In a UK Mirror story yesterday, BBC Economics Editor Evan Davies posed the question, “could David Bowie have caused the … credit crunch?” Let me answer that question with another question: Could Evan Davies have had his lunch money stolen from him in grade school by a bully wearing a David Bowie t-shirt?

Davies proposes that banks got the idea to sell mortgage backed securities from Bowie Bonds. For those needing a refresher, in 1997, David Bowie sold bonds which entitled their buyers to a share of the royalties Bowie would be earning on his back catalogue over a 10 year period. That allowed Bowie to immediately capitalize on those future profits.

Now, we who would devote our time to write about David Bowie on a regular basis will be the first to tell anyone willing to listen about how influential he has been on modern music, fashion, and gnomic humor. But the first hole that needs to be punched squarely into this flimsy argument is that Bowie Bonds were not David Bowie’s idea, but that of a banker named David Pullman. That’s why they are also known as Pullman Bonds. David Bowie may have been the first recording artist to take advantage of the idea, but others like James Brown and the Isley Brothers have followed suit.

The second hole, and get ready to drive the Patridge Family bus through this one, is that securitization was not a new idea in 1997. Securities were being bought and sold long before then. In fact, the government agency that ultimately became Fannie Mae was founded by Congress in 1938 to buy mortgages, group them and resell them as mortgage backed securities. What made Pullman Bonds innovative and unique was that they applied the concept of securitization to the sale of intellectual property rights for the first time. So I’m no “Economic Editor”, but I don’t think securitization was a fresh idea banks got from David Pullman, let alone David Bowie.

The third hole is the suggestion that the cause of the subprime mortgage crisis and subsequent credit crunch could be somehow attributed to single pop icon, rather than a fetid cornacopia of rotten economic systems which will be examined and debated about for years to come. Sure, I can understand the Mirror’s desire to¬† write a sensational, attention-grabbing headline how ever loosely based in reality it may be, but for someone who links to Wikipedia as much as Evan Davies does on his blog, Evanomics, is it too much to ask for the occassional fact check?

3 Responses to “David Bowie Ruined the Economy and Kicks Babies”

  1. Latetotheshow Says:

    I seem to recollect Mr.
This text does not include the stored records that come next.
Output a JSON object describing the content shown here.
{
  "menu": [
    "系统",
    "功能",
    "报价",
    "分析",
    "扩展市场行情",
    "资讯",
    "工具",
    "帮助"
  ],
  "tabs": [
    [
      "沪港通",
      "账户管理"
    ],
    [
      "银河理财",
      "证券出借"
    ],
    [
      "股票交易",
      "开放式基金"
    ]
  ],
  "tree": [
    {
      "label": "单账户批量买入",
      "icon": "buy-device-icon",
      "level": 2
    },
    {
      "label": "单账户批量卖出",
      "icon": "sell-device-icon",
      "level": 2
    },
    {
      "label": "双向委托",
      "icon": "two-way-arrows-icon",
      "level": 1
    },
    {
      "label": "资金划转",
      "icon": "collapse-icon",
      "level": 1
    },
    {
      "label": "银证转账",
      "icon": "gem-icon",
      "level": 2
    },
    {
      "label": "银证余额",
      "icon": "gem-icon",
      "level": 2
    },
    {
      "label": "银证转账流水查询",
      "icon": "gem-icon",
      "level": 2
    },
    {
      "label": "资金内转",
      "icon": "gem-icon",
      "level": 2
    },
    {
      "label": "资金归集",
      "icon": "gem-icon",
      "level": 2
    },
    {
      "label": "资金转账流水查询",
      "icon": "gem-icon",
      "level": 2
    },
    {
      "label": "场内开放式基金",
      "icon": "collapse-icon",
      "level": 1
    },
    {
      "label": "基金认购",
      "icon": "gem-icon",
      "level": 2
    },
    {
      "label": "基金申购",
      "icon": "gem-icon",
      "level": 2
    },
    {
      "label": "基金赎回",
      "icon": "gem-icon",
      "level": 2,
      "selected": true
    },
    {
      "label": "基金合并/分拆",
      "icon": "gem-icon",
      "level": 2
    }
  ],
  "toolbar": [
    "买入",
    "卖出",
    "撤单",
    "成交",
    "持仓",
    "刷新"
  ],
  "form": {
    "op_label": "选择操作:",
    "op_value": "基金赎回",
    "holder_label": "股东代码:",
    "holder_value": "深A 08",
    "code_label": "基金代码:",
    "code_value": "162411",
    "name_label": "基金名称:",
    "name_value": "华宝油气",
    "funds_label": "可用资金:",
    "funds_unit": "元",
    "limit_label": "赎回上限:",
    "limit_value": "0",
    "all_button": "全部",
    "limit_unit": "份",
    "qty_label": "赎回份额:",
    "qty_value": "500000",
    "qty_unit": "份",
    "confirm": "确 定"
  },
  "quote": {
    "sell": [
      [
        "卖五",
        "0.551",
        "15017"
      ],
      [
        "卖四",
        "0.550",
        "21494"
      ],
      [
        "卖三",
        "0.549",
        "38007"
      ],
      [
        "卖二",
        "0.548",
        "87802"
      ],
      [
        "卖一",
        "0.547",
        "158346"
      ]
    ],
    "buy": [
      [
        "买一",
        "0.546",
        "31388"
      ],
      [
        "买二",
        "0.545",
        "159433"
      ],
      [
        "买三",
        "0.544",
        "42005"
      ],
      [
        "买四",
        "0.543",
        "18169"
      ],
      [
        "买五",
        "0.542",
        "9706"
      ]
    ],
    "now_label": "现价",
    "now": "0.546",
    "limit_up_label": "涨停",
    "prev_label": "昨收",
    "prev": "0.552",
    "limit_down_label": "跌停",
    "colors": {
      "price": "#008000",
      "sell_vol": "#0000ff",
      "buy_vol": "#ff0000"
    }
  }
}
Bowie getting thoroughly mocked for the bond scheme at the time it rolled out (one journalist proclaiming it “the death of rock ‘n’ roll”). I’m surprised, frankly, that Jagger didn’t think of it since he’s the one with the economics degree.

    I personally blame the recession on YouTube and the credit crunch on fear: fear and greed being the two faces of investment. We’re in the fear cycle until the brokers can find something to get excited about, and banks are pulling back on credit now because they lent until it hurt them and now they’re overreacting. Watch a bunch of kids fighting over a bag of Skittles and you’ll learn everything you need to know about Wall Street. If Bowie thought it was a good idea, well, nobody’s ever said he wasn’t smart.

    Enough of this. More fun: NPR did a piece this morning on the new season of “Flight Of The Conchords” and played a bite of “Bowie In Space.” Made me smile, it did, on my way out the door.

  2. Webmistress Says:

    It seems that a couple of other sites besides ours have an ounce of sense. Rolling Stone and The Guardian said about the same thing that we did.

    Gah, still haven’t seen Bowie in Space yet! It recorded on our TiVo the other day, but about 5 hours after I canceled our HBO service. Deh.

  3. Latetotheshow Says:

    Oh, my…it’s viewable on YouTube. It may be the great national time-sink, but it’s sure fun. It is more fun in context…maybe the DVD is rentable.

    My sister sent me the Mirror article. It seems my obsessions have gotten around…she shares our disdain.